Thorbjørn Tønder Hansen plädiert für ein Trial-and-Error-Prinzip – ein wichtiger Punkt. Weil wir uns permanent in postkolonialen Strukturen bewegen, ist es logisch, dass Fehler gemacht werden. Entscheidend ist, sie als lehrreichen Teil des Entwicklungs- und Lernprozesses zu begreifen.

meLê yamomo ist künstlerischer Leiter des Festivals „Decolonize Frequencies“ in Berlin. Wie Thorbjørn Tønder Hansen ist auch ihm eine Fehlerkultur wichtig: „Das ist der Rahmen, den wir mit dem Festival anstreben“, sagt yamomo, „dass Scheitern ein Teil der Ästhetik ist. Indem wir scheitern, hoffen wir, dass wir in Zukunft bessere Wege finden, Dinge zu sagen und sie umzusetzen.“ Decolonial Frequencies ist eine Veranstaltungsreihe im Berliner Theater Ballhaus Naunynstraße, das sich dezidiert Perspektiven von Queeren und Künstler*innen of Color widmet. Das Festival zeigt Performances, Konzerte oder Vorträge, die die zeitgenössische Kunstszene, etablierte Praktiken oder die Wahrnehmung von Musik kritisch hinterfragen. Viele der eingeladenen Künstler*innen sind Frauen of Color oder queere Musiker*innen of Color. „Wir brauchen diesen Raum als Teil der Dekolonisierung, denn anderswo ist er uns im Moment nicht erlaubt.“

In einem Interview auf VAN Outernational sprach meLê yamomo darüber, wie Kolonialismus klingt. Aber wissen wir das nicht längst? Er ist schließlich omnipräsent – in Konzerten, auf Festivals, in großen Ausrufezeichen wie in kleinen Details. Wir hören ihn quasi täglich in Dauerschleife. Ist es nicht viel wichtiger zu fragen, wie Dekolonisierung klingt?

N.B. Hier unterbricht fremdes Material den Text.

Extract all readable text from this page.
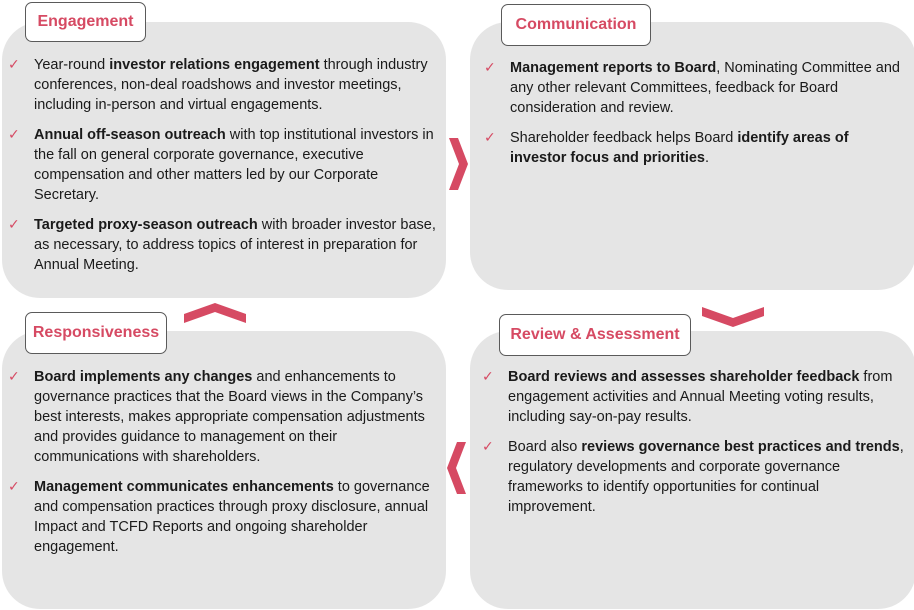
Engagement	Communication
Responsiveness	Review & Assessment
✓ Year-round investor relations engagement through industry conferences, non-deal roadshows and investor meetings, including in-person and virtual engagements.
✓ Annual off-season outreach with top institutional investors in the fall on general corporate governance, executive compensation and other matters led by our Corporate Secretary.
✓ Targeted proxy-season outreach with broader investor base, as necessary, to address topics of interest in preparation for Annual Meeting.
✓ Management reports to Board, Nominating Committee and any other relevant Committees, feedback for Board consideration and review.
✓ Shareholder feedback helps Board identify areas of investor focus and priorities.
✓ Board implements any changes and enhancements to governance practices that the Board views in the Company’s best interests, makes appropriate compensation adjustments and provides guidance to management on their communications with shareholders.
✓ Management communicates enhancements to governance and compensation practices through proxy disclosure, annual Impact and TCFD Reports and ongoing shareholder engagement.
✓ Board reviews and assesses shareholder feedback from engagement activities and Annual Meeting voting results, including say-on-pay results.
✓ Board also reviews governance best practices and trends, regulatory developments and corporate governance frameworks to identify opportunities for continual improvement.
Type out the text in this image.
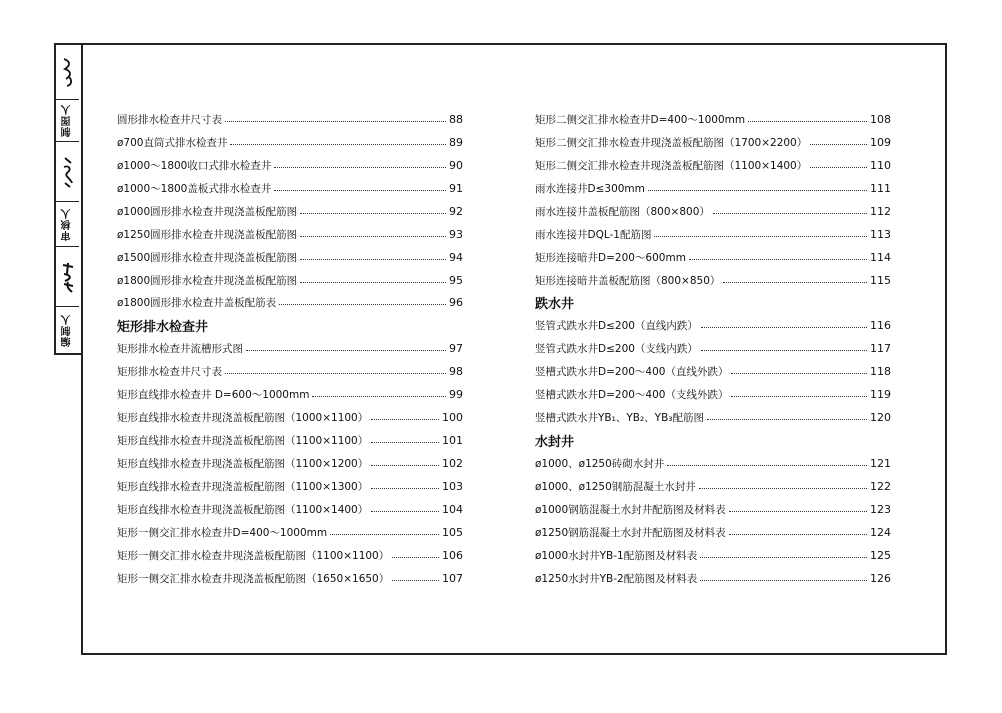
制图人
审核人
编制人
圆形排水检查井尺寸表	88
ø700直筒式排水检查井	89
ø1000～1800收口式排水检查井	90
ø1000～1800盖板式排水检查井	91
ø1000圆形排水检查井现浇盖板配筋图	92
ø1250圆形排水检查井现浇盖板配筋图	93
ø1500圆形排水检查井现浇盖板配筋图	94
ø1800圆形排水检查井现浇盖板配筋图	95
ø1800圆形排水检查井盖板配筋表	96
矩形排水检查井
矩形排水检查井流槽形式图	97
矩形排水检查井尺寸表	98
矩形直线排水检查井 D=600～1000mm	99
矩形直线排水检查井现浇盖板配筋图（1000×1100）	100
矩形直线排水检查井现浇盖板配筋图（1100×1100）	101
矩形直线排水检查井现浇盖板配筋图（1100×1200）	102
矩形直线排水检查井现浇盖板配筋图（1100×1300）	103
矩形直线排水检查井现浇盖板配筋图（1100×1400）	104
矩形一侧交汇排水检查井D=400～1000mm	105
矩形一侧交汇排水检查井现浇盖板配筋图（1100×1100）	106
矩形一侧交汇排水检查井现浇盖板配筋图（1650×1650）	107
矩形二侧交汇排水检查井D=400～1000mm	108
矩形二侧交汇排水检查井现浇盖板配筋图（1700×2200）	109
矩形二侧交汇排水检查井现浇盖板配筋图（1100×1400）	110
雨水连接井D≤300mm	111
雨水连接井盖板配筋图（800×800）	112
雨水连接井DQL-1配筋图	113
矩形连接暗井D=200～600mm	114
矩形连接暗井盖板配筋图（800×850）	115
跌水井
竖管式跌水井D≤200（直线内跌）	116
竖管式跌水井D≤200（支线内跌）	117
竖槽式跌水井D=200～400（直线外跌）	118
竖槽式跌水井D=200～400（支线外跌）	119
竖槽式跌水井YB₁、YB₂、YB₃配筋图	120
水封井
ø1000、ø1250砖砌水封井	121
ø1000、ø1250钢筋混凝土水封井	122
ø1000钢筋混凝土水封井配筋图及材料表	123
ø1250钢筋混凝土水封井配筋图及材料表	124
ø1000水封井YB-1配筋图及材料表	125
ø1250水封井YB-2配筋图及材料表	126
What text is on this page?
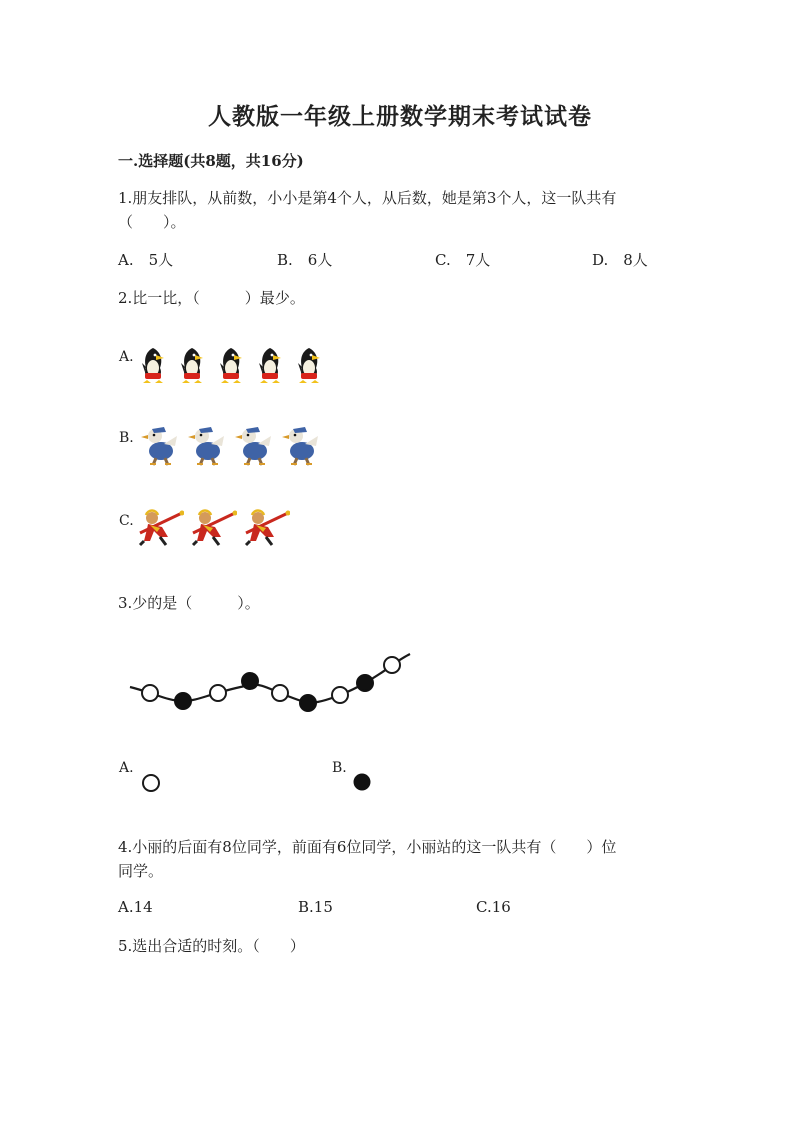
人教版一年级上册数学期末考试试卷
一.选择题(共8题，共16分)
1.朋友排队，从前数，小小是第4个人，从后数，她是第3个人，这一队共有
（　　）。
A.　5人	B.　6人	C.　7人	D.　8人
2.比一比，（　　　）最少。
A.
B.
C.
3.少的是（　　　）。
A.	B.
4.小丽的后面有8位同学，前面有6位同学，小丽站的这一队共有（　　）位
同学。
A.14	B.15	C.16
5.选出合适的时刻。（　　）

Neue Musik ist eine Ressource, die alle nutzen können – also sollte sie auch für alle gleichermaßen zugänglich sein. Momentan gilt das aber nur für bestimmte Gruppen, alle anderen müssen in die Schubladen passen, die ihnen von außen zugewiesen werden. Akteurinnen und Akteure müssen ihre Wirkungsmacht nutzen, um diejenigen sichtbar zu machen, die momentan unsichtbar gemacht werden. Zum Beispiel müssen Räume geöffnet, Auftrittsmöglichkeiten, Kompositionsaufträge und Gelder angeboten werden. Und das stets intersektional. Alle Künstler*innen, die für diesen Beitrag befragt wurden, haben das Gefühl, dass wir uns gerade im Umbruch befinden, dass das Bewusstsein für postkoloniales Wirken und das Bedürfnis, aktiv an der Dekolonisierung mitzuwirken, wächst. Das macht Mut. Allerdings sollten wir uns nicht zu früh auf die Schultern klopfen. Der Weg ist noch sehr weit.